We enrolled 30 subjects with pediatric-onset CD for the studies in this Aim, 15 with elevated serum anti-GM-CSF, and 15 with low serum anti-GM-CSF, as well as 15 healthy pediatric controls with no familiy history of IBD. All subjects tolerated the L:M solution well, and provided urine samples which yielded results. We found that the mean (SD) urinary L:M ratio is increased from 0.038 (0.02) in CD with low serum anti-GM-CSF, to 0.07 (0.03) in CD with high serum anti-GM-CSF. The L:M ratio in healthy controls was also lower than that observed in CD with high serum anti-GM-CSF, and did not differ from CD with low serum anti-GM-CSF. Intestinal inflammation, as measured by fecal S100A12, did not vary between the two CD groups, and was significantly higher than the control group.
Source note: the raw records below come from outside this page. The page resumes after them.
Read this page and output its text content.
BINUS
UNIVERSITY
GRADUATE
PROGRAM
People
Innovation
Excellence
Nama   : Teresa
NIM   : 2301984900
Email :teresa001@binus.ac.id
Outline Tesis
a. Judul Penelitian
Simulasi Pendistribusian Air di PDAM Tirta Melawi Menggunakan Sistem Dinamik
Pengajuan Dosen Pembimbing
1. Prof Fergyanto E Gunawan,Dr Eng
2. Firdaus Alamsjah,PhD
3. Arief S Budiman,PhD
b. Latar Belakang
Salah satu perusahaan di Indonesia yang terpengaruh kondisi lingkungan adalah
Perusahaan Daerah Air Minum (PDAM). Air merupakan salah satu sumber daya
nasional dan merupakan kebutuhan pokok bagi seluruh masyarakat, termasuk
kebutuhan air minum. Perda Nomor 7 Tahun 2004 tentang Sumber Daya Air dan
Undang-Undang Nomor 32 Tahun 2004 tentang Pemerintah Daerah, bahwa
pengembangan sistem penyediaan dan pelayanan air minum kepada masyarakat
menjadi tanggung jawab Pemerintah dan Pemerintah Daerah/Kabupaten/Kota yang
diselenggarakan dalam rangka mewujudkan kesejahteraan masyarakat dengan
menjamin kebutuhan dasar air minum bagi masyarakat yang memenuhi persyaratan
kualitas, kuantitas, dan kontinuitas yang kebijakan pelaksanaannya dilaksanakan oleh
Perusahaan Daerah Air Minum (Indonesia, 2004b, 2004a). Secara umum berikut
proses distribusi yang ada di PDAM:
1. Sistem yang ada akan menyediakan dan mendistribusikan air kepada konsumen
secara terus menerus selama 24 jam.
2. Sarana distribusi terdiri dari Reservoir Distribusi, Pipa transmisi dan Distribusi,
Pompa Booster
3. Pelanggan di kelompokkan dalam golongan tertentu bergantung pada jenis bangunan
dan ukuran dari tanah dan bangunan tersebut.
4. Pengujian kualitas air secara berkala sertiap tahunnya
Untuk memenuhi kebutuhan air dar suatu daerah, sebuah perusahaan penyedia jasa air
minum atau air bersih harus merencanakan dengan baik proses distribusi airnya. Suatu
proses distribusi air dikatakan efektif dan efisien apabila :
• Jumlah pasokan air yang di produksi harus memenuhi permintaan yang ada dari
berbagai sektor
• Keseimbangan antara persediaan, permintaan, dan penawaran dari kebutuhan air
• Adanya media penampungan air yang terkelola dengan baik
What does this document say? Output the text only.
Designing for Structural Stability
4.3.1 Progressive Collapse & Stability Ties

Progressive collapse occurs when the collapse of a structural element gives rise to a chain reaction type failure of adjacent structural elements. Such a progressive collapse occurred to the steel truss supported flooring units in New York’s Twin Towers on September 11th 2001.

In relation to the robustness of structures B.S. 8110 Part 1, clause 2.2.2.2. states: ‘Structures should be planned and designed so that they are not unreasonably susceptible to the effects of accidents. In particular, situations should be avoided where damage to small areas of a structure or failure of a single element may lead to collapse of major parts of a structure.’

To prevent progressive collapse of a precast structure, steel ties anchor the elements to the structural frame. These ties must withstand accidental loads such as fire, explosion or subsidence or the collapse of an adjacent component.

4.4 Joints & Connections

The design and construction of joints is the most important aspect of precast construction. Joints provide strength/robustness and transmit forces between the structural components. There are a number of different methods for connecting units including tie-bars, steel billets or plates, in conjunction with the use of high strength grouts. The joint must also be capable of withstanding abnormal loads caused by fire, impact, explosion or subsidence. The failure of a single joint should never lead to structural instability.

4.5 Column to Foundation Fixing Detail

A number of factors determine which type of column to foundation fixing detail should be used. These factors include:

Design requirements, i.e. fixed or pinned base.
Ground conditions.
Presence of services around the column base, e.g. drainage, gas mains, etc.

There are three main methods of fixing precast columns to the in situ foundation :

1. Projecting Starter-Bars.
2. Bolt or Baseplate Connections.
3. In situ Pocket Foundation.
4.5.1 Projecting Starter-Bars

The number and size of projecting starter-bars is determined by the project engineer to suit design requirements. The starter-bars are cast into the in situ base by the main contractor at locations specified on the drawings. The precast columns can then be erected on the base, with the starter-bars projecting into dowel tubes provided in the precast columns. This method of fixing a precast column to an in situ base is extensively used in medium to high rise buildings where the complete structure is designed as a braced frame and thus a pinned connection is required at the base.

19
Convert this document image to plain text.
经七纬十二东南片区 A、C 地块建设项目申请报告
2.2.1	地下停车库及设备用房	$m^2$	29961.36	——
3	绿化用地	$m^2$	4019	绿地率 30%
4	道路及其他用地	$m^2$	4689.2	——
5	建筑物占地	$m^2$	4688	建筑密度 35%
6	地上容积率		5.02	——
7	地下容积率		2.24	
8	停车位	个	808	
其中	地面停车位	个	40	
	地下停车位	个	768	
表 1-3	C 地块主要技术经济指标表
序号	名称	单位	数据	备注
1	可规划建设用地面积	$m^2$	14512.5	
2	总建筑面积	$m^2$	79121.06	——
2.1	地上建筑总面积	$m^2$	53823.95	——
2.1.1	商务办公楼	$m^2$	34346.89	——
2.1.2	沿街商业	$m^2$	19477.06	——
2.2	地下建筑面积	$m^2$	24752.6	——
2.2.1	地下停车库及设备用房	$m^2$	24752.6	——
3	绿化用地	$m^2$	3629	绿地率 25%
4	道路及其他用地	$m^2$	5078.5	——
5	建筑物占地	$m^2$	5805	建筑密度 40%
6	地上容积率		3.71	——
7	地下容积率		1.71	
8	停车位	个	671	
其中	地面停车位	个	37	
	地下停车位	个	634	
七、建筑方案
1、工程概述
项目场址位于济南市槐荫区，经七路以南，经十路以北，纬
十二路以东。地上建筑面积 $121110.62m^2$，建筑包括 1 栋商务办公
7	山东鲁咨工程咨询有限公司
The fecal S100A12 was measured by Dr. Dirk Foell, who Dr. Denson first met at the annual BMRP meeting. This has led to an active ongoing collaboration. Antibody responses to endotoxin were also increased in the CD group with high serum anti-GM-CSF, compared to the CD group with low serum anti-GM-CSF, and healthy controls. Taken together, these exciting results haven confirmed a specific increase in intestinal permeability and endotoxin exposure in pediatric CD patients with high serum anti-GM-CSF. These data have been submitted to the 2010 DDW meeting, and a manuscript is being written.
Lay Summary
New therapies which block specific pro-inflammatory proteins in the body are more effective in healing the intestine in IBD than the current first line therapies such as steroids. However, recent studies have suggested that at least some patients with Crohn’s disease have a primary problem with an immune system that is too weak, and can not control bacteria in the intestine. We have sought to define fundamental features of the causes of IBD amenable to targeted therapies in specific subsets of patients. Our studies have now defined a novel basis for dysfunction of white cells in the body needed to control bacteria, involving naturally occuring proteins, antibodies, which block the action of the Granulocyte Macrophage Colony Stimulating Factor (GM-CSF) protein. GM-CSF is needed for the white cells to controll bacteria in the intestine. We have discovered that IBD patients who have these antibodies which block GM-CSF are at increased risk for early surgery. Our recent studies supported by the Broad Medical Research Program have: 1) defined this increased risk for surgery in hundreds of children and adults with IBD, 2) determined how white cell function is reduced in patients with these antibodies against GM-CSF, and 3) discovered that the intestine is more leaky in patients with these antibodies against GM-CSF, allowing more bacteria through. We have currently developed a new diagnostic test to measure the antibodies against GM-CSF. In the near future, this test may provide a strategy which will define whether an individual patient may benefit from receiving GM-CSF itself as a medical therapy, to boost the anti-bacterial function of their white cells and seal their leaky intestine. Collectively, these studies have provided a significant advance towards achieving targeted therapy for IBD patients.